26 juillet 2006

Chaises en plastique empilées

C'était difficile, toutes ces couleurs étranges qui évoquaient l'aquarium, les éponges, les lichens. Il s'agissait d'arbres, tout simplement, aux couleurs étonnantes de l'automne, avec un peu d'outil tampon et puis quelques filtres magiques. La scène est très large, prise du versant opposé de la montagne, près de Kalavrita. Personne n'a donc trouvé, certains ont chaudement brûlé.
Cette semaine, du classique, des parallèles, pas d'outil pervers et un objet bien familier. Cela devrait susciter des propositions.

Photos et légendes

La plupart des images possède un petit commentaire, généralement situé en dessous, parfois sur le côté, qui suggère au lecteur une interprétation de l’image qu’il a sous les yeux : la légende, qui fait dire à Pierre Bourdieu : « En fait, paradoxalement, le monde de l’image est dominé par les mots. La photo n’est rien sans la légende qui dit ce qu’il faut lire… Nommer, on le sait, c’est faire voir, c’est créer, porter à l’existence. Et les mots peuvent faire des ravages. » La photo muette (souvent pourtant avec un titre pour singer la peinture) entre dans la catégorie "Art", pas dans celle de l’illustration, et seulement dans ce cas l’image peut se passer de mots.

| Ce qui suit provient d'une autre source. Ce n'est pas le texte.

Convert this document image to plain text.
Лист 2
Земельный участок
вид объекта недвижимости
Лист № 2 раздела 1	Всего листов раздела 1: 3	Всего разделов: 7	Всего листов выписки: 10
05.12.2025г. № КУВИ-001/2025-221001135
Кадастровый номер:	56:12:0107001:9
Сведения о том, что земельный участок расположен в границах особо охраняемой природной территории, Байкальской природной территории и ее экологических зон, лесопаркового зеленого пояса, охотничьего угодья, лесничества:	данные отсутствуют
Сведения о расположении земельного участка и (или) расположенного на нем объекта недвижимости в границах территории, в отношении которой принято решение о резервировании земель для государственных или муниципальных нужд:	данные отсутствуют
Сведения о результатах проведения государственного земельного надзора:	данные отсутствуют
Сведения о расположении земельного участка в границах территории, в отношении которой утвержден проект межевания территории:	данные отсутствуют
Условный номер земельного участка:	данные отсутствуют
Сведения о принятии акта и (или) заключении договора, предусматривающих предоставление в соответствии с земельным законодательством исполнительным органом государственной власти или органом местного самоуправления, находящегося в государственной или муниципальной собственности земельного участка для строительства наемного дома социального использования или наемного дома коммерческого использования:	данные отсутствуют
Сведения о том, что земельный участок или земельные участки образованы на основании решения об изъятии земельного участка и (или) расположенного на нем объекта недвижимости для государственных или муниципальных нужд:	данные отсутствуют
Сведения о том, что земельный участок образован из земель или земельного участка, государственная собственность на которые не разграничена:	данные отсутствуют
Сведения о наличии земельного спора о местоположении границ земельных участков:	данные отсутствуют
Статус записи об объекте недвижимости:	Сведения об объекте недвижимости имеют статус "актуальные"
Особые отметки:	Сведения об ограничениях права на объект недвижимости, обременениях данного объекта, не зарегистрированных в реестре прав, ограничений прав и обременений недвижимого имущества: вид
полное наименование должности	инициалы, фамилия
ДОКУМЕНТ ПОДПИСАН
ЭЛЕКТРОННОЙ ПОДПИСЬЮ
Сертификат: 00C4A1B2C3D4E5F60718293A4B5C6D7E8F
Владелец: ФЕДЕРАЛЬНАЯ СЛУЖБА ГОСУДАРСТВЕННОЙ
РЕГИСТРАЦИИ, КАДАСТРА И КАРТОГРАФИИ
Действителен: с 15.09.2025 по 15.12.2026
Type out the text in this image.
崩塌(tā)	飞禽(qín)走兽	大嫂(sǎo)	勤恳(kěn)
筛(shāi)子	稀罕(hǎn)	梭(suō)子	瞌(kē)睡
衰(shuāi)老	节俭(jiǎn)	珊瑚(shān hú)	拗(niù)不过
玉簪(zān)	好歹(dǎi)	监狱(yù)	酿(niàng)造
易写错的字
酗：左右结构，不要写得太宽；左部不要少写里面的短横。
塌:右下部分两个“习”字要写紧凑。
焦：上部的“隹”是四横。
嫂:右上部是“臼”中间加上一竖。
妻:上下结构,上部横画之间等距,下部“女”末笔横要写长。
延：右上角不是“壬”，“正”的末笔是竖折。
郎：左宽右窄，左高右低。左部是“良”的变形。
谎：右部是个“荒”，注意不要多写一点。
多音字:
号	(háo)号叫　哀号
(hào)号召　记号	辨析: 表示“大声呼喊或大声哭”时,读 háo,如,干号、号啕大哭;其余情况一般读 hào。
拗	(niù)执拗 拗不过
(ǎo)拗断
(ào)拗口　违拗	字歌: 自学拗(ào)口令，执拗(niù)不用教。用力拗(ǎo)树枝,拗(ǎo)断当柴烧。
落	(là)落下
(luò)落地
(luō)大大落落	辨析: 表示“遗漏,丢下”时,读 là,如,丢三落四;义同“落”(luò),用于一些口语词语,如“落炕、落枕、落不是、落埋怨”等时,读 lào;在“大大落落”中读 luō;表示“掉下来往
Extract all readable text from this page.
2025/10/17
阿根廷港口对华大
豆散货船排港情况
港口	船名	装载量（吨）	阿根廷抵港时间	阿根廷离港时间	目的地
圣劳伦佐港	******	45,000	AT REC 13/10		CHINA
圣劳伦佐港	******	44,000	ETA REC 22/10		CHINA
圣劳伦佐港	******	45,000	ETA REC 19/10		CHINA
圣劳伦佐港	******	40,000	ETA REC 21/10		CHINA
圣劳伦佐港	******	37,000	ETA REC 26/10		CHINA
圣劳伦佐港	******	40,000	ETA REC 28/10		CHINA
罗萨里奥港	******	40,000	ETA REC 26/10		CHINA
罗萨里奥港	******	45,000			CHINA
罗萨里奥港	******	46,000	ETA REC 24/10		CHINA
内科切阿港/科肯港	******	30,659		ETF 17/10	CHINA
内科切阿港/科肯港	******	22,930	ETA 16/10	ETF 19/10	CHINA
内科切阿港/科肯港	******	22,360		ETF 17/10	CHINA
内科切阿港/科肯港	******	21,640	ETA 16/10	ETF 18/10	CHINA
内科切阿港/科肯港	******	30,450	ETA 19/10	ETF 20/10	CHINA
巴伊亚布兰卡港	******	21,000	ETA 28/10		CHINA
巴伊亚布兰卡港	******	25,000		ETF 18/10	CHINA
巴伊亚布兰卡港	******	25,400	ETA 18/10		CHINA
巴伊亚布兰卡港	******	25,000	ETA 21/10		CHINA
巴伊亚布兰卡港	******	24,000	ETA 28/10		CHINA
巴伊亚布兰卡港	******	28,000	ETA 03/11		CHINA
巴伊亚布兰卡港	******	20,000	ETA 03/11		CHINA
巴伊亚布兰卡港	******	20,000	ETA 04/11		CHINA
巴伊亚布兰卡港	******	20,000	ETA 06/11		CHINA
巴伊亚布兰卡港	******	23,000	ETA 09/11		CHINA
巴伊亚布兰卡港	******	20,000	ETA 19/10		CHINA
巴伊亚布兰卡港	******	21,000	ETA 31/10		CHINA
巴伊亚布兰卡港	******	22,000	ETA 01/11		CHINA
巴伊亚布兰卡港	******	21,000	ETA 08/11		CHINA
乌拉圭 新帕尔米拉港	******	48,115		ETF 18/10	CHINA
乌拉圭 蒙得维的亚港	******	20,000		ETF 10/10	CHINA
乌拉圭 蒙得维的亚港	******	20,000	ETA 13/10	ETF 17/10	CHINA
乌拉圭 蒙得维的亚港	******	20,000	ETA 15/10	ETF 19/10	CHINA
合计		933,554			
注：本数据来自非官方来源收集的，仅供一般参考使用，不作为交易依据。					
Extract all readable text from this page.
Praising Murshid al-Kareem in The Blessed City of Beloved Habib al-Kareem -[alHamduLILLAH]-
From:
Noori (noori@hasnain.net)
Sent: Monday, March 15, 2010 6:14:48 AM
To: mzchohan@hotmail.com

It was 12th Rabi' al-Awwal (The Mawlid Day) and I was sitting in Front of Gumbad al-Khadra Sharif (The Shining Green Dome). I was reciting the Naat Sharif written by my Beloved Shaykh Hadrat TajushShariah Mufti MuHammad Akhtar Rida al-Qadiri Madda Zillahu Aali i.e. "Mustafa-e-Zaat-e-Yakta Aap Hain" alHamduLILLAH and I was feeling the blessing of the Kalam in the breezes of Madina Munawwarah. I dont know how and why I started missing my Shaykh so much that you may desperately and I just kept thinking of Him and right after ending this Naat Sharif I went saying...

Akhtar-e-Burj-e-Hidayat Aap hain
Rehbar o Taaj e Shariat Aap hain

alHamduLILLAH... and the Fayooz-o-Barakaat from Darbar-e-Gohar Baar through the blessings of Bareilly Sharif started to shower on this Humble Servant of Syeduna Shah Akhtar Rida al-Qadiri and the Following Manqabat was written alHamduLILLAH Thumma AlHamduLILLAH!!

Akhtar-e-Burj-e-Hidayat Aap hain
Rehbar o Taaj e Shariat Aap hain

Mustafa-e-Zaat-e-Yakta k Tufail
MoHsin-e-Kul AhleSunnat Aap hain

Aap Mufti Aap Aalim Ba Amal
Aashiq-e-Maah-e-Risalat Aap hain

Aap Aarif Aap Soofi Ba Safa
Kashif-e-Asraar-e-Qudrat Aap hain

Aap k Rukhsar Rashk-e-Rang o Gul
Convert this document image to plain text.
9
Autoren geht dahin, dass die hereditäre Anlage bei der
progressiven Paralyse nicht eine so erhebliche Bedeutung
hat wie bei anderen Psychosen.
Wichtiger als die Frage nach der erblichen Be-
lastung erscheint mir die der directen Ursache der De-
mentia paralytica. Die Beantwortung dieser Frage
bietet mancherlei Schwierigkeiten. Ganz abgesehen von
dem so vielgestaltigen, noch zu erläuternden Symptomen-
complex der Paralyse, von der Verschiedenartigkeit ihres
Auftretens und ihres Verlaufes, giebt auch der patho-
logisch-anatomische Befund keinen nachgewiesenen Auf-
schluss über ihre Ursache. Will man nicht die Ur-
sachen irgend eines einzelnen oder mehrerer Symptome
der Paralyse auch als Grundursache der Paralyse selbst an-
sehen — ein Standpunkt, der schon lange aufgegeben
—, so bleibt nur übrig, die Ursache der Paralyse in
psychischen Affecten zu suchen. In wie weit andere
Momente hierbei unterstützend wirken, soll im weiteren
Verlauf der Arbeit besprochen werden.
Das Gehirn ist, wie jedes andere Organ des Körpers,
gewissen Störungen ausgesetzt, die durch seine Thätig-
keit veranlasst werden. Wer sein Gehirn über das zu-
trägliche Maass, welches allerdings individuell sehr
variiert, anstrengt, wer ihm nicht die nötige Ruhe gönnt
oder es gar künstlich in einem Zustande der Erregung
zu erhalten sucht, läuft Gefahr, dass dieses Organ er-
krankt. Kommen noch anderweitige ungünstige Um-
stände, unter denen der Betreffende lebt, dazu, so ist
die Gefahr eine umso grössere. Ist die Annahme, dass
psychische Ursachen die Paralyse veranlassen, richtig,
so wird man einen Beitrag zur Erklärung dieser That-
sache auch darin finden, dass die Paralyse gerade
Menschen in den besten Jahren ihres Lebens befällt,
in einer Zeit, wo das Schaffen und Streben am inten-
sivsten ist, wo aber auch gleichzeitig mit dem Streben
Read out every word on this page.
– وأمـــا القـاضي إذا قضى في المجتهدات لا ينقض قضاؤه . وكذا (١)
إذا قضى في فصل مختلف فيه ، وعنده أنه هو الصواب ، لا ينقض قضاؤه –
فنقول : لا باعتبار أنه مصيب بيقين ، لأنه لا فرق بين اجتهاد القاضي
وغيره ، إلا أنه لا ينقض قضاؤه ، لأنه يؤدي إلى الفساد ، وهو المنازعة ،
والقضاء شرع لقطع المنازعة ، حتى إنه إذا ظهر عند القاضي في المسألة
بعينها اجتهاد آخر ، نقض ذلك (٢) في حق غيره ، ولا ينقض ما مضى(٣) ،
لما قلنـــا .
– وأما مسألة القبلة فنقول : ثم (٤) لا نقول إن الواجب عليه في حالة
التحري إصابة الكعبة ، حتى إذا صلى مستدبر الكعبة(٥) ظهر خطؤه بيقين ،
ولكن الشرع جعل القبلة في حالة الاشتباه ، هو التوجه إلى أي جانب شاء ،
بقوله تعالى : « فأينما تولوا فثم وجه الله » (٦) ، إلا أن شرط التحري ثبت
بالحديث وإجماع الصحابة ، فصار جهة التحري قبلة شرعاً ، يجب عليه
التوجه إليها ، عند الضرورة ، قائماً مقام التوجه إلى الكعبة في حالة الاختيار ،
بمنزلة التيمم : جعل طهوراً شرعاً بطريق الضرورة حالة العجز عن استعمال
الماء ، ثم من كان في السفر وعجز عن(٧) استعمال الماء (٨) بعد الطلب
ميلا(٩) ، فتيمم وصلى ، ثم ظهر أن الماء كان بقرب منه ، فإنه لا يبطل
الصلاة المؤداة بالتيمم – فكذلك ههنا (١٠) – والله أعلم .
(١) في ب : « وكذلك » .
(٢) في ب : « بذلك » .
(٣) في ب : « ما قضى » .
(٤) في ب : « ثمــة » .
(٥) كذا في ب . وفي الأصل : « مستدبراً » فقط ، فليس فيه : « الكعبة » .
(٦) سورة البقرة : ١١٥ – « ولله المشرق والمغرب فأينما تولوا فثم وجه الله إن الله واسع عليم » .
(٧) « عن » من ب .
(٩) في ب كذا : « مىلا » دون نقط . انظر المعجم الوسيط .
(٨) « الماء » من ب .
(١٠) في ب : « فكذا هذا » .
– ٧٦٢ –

On se souvient de la démonstration dialectique de Chris Marker dans son film Lettre de Sibérie : une scène d’ouvriers réparant une route prenait un sens radicalement différent, voire contradictoire, en fonction du commentaire qu’il lui adjoignait. Une photo, prise au Brésil, d’une superbe vieille femme drapée dans une robe d’un bleu éclatant et fumant la pipe s’est trouvée utilisée une première fois, en couleur, par le périodique des producteurs mondiaux de tabac et une autre fois, en noir et blanc, dans une revue de santé pour dénoncer les ravages du tabac chez les personnes âgées. On se souvient des oiseaux mazoutés d’une marée noire qu’on replace pour illustrer une guerre dans un pays producteur de pétrole.

Il suffit de le dire… et l’image prend le sens qu’on lui destine. Les photographes qui déposent leurs travaux dans une agence de photographie sont souvent surpris, parfois irrités, par les légendes qu’on colle à leurs images, choisies par des rédacteurs peu scrupuleux. Et pourtant, ils avaient précisément mentionné les conditions des prises de vues : pays, ville, date, événement, etc. Cela n’empêche pas une photo brésilienne d’illustrer la lutte du peuple noir en Afrique du Sud. Aucune loi ne l’interdit vraiment ? De plus, qui va vérifier la bonne foi d’une image ? Déjà, lorsque le photographe découvre son image publiée (l’agence lui signale), il la reconnaît à peine : recadrée, passée en noir et blanc, imprimée plus ou moins bien, parfois malencontreusement inversée droite gauche. Il faut faire un gros effort de mémoire. Ensuite, qui va se soucier de savoir si le noir qui jette un projectile dans une vitrine se trouve à Rio ou à Soweto ? Qui peut prouver la supercherie ? Le photographe ? Ce n’est pas son intérêt. La personne photographiée ? Qui s’est déjà reconnu, par hasard, dans une scène de rue photographiée ? Qui fera la démarche d’aller déposer une plainte ? Cela s’est déjà produit pour un cas célèbre, une photo de Robert Doisneau : un professeur de dessin, photographié avec son accord au comptoir d’un café en compagnie d’une jolie jeune fille devant un verre de vin, était apparu comme ivrogne dans une brochure pour la ligue contre l’alcoolisme. Et ensuite dans un article où l’image avait pour légende : Prostitution aux Champs Elysées. A la suite de la plainte du professeur, le journal fut condamné, mais pas le photographe, déclaré irresponsable de l’usage qu’on pouvait faire de ses images.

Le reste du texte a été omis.